É o que aponta pesquisa realizada pela Prefeitura Municipal, por meio da Secretaria de Indústria e Comércio. O resultado supera em 2% o índice registrado em 2012. Já o fechamento ou mesmo a mortalidade das empresas no município, reduziu para 8% de 2012 para 2014.

 

De acordo com estudo baseado nos dados da Secretaria de Receita Federal e divulgado pelo Sebrae em 2013, tomando como referência as empresas brasileiras constituídas em 2007 cujas informações estavam disponíveis na Receita Federal até 2010, Mato Grosso do Sul apresenta taxa de sobrevivência das empresas de 74%.

 

Este resultado é semelhante à região Centro-Oeste (74%). A publicação divulgou ainda os resultados para os municípios de Campo Grande (71%), Dourados (74%) e Três Lagoas (69%).

 

Corumbá

 

A pesquisa da Secretaria de Indústria e Comércio foi baseada em dados da Junta Comercial de Mato Grosso do Sul (Jucems).
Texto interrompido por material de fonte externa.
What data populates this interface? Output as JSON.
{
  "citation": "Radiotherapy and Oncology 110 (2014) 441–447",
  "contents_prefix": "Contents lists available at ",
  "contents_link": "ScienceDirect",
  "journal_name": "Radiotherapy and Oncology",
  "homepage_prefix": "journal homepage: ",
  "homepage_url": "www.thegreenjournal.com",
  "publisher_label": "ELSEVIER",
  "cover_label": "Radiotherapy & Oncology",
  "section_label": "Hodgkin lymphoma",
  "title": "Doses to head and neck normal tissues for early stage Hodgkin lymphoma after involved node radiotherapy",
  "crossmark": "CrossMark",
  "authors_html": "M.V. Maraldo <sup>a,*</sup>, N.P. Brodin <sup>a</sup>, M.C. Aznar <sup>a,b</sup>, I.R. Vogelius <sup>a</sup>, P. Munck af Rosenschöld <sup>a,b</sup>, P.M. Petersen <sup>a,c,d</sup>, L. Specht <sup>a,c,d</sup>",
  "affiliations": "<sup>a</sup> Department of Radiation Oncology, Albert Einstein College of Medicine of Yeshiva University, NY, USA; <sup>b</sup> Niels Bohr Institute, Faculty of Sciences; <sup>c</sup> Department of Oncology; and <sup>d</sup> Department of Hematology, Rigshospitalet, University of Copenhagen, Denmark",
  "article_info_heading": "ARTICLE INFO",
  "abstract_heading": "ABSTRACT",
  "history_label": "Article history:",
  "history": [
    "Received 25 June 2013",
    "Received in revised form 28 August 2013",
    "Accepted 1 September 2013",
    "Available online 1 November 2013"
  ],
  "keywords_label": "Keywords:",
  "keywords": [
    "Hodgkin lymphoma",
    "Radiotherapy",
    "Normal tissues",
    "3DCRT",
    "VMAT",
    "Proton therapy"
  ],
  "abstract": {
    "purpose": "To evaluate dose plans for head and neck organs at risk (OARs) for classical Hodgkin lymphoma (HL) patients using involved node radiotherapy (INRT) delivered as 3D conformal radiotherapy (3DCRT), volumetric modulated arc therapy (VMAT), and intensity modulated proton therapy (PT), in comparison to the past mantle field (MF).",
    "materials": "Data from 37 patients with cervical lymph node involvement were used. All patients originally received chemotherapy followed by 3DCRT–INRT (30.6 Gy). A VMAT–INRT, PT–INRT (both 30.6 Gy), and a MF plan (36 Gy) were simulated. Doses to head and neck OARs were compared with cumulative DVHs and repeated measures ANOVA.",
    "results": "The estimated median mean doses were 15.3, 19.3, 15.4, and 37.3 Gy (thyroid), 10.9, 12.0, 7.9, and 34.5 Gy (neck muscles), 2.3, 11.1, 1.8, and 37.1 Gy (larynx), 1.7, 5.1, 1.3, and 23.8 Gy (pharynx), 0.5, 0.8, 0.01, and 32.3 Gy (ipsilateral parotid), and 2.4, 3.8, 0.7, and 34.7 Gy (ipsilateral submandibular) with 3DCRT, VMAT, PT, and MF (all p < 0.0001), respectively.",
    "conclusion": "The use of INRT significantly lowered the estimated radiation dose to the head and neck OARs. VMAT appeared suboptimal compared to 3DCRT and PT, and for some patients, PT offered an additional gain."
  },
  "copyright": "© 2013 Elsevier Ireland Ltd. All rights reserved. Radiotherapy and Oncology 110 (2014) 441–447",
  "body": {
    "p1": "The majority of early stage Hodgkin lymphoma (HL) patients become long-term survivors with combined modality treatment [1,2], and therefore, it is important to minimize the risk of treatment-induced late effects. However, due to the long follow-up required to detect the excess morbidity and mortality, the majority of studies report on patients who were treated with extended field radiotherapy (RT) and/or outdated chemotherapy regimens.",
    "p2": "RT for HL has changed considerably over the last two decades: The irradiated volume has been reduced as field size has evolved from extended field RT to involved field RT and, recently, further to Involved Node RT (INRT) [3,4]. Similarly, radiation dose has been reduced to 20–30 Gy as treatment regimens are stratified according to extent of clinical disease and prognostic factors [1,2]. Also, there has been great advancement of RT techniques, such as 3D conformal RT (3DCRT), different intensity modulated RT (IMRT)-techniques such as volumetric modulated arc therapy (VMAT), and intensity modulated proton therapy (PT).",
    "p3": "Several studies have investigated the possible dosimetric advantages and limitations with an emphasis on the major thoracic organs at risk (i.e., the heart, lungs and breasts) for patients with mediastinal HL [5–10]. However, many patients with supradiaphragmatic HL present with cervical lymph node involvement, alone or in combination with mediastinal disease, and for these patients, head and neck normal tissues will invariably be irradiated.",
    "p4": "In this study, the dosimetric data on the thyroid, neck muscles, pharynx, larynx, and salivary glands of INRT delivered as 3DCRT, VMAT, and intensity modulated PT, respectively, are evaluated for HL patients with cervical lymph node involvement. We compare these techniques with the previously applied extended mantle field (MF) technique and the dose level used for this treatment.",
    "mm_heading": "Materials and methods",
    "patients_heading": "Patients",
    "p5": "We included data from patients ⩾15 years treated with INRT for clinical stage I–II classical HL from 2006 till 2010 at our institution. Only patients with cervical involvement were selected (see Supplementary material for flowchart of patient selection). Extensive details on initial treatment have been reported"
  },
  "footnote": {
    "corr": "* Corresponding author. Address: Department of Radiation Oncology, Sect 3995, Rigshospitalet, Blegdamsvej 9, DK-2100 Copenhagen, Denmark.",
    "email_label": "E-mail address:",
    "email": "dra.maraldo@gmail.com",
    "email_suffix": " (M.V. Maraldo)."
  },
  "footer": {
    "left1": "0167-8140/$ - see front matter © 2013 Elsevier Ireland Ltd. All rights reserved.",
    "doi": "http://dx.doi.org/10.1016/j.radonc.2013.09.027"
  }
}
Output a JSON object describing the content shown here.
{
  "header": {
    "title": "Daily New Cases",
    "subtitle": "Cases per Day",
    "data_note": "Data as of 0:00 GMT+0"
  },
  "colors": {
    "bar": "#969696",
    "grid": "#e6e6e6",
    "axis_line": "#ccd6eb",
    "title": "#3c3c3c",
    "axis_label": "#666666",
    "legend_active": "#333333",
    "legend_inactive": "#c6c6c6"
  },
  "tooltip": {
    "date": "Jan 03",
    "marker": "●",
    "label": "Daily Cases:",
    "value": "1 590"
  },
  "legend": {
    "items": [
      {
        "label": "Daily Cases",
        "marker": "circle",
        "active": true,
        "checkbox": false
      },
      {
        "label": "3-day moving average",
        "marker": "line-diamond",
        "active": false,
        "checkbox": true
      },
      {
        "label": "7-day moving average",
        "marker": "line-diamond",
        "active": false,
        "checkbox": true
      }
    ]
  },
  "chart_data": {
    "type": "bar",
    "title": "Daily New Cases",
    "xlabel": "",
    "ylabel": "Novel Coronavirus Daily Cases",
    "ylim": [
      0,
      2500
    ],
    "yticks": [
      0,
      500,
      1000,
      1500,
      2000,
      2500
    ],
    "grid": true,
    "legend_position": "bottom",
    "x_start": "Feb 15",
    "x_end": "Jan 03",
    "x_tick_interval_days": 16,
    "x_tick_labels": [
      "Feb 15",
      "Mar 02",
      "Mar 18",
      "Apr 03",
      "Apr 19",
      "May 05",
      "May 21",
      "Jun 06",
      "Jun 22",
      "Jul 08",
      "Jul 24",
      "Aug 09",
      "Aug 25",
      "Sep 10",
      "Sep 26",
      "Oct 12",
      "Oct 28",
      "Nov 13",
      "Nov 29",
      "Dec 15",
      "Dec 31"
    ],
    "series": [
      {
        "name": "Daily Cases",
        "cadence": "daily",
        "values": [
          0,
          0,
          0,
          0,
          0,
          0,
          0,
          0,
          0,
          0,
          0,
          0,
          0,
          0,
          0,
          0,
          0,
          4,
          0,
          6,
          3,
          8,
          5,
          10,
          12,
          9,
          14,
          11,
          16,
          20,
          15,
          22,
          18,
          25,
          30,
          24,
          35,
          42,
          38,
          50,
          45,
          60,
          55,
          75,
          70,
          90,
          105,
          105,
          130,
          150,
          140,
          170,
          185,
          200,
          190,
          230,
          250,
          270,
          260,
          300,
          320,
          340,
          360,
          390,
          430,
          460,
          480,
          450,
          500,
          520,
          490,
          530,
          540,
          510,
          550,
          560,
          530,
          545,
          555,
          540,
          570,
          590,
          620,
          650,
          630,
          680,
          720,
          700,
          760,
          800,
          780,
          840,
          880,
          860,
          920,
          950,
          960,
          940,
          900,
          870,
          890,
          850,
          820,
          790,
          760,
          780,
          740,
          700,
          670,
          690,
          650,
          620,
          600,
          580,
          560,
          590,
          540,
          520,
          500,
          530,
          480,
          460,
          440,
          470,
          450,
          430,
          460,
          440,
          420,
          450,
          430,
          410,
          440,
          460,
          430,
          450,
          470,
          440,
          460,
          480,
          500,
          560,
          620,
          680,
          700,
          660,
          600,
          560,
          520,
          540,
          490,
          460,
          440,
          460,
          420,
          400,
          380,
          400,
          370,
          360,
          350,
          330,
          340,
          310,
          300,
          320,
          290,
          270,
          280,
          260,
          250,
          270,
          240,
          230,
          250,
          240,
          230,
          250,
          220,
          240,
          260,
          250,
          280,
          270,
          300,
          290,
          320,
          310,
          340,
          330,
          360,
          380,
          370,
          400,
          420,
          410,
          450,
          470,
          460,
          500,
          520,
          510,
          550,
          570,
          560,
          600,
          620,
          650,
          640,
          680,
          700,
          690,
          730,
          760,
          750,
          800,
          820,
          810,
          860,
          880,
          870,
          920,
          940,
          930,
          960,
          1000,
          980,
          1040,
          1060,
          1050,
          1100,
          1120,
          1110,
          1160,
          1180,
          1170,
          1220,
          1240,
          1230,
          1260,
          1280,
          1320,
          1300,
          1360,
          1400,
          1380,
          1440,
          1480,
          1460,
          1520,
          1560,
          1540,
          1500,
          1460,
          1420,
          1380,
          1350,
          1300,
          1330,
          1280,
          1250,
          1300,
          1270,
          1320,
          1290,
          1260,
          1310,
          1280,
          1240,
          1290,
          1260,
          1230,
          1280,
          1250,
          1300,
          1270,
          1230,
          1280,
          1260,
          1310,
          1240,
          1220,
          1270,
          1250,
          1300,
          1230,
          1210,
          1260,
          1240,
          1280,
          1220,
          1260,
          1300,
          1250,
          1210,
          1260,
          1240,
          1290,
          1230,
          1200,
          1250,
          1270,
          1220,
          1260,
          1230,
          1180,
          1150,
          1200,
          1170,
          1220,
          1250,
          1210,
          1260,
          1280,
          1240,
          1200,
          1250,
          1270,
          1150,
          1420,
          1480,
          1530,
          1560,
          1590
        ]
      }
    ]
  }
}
O secretário da pasta, Pedro Paulo Marinho de Barros, celebra os números positivos e destaca que tudo isso é fruto dos programas e projetos desenvolvidos pela administração do prefeito Paulo Duarte nos últimos anos, visando o fortalecimento da economia local.

 

Conforme ele, a pesquisa apontou que as empresas corumbaenses apresentaram taxa de sobrevivência em elevação nos últimos 11 anos, de 2004 a 2014, de acordo com dados da Jucems. Já a taxa de mortalidade, ou seja, de empresas que iniciam suas operações e não conseguem prosperar, a redução foi de 15%.

 

Ele destaca também que, analogamente, o resultado da pesquisa significa que “as empresas locais têm tido condições favoráveis para a produção, oferta de produtos e prestação de serviços, movimento que resulta em um efeito multiplicador na sociedade, pois gera emprego e renda para a região”. 

 

O economista da secretaria, Raul Asseff Castelão, observa que o resultado indica que, a cada cem empresas abertas no município, entre 2012 e 2014, aproximadamente 92 sobreviveram aos dois primeiros anos de vida, período este, considerado por especialistas, como uma fase crucial para a continuidade das atividades, uma vez que os riscos nesta fase são maiores e mais complexos.

 

Os fatores que contribuíram para a melhora da taxa de sobrevivência das empresas corumbaenses estão divididos em macroeconômicos e microeconômicos, os quais destacam-se aperfeiçoamento do Supersimples, legislação favorável, mercado fortalecido, aumento da demanda, capacitação empresarial e aumento da população economicamente ativa (macroeconômicos). Fechamento de comércio ilegal que praticava concorrência desleal, capacitação empresarial e de líderes (Sistema S), legislação favorável (desburocratização), integração empresarial, aumento da população economicamente ativa e ações integradas de fomento ao comércio (microeconômicos).

 

“Como exemplo de evidências de que o mercado local obteve resultados positivos no referido período é a variação do número de abertura de novas empresas entre 2004 e 2014, que foi de 271%, enquanto a variação de extinção de empresas foi de 201%. Isto representa uma média de 433 novas empresas abertas, e aproximadamente 70 extintas nos últimos 11 anos”, cita Castelão.

 

Método

 

O trabalho foi realizado a partir do processamento e da análise das bases de dados mais recentes, disponibilizados pela Junta Comercial do Estado do Mato Grosso do Sul. “É importante ressaltar que existem muitas experiências relacionadas ao tema que, normalmente, utilizam os dados da Secretaria da Receita Federal e, pela falta de disponibilidade de tais dados, no que refere ao município de Corumbá, optamos pela base de dados da Jucems”, acentuou, acrescentando que o conceito de estabelecimento constituído e encerrado, foram consideradas apenas Microempresa (ME), Empresa de Pequeno Porte (EPP) e grande empresa.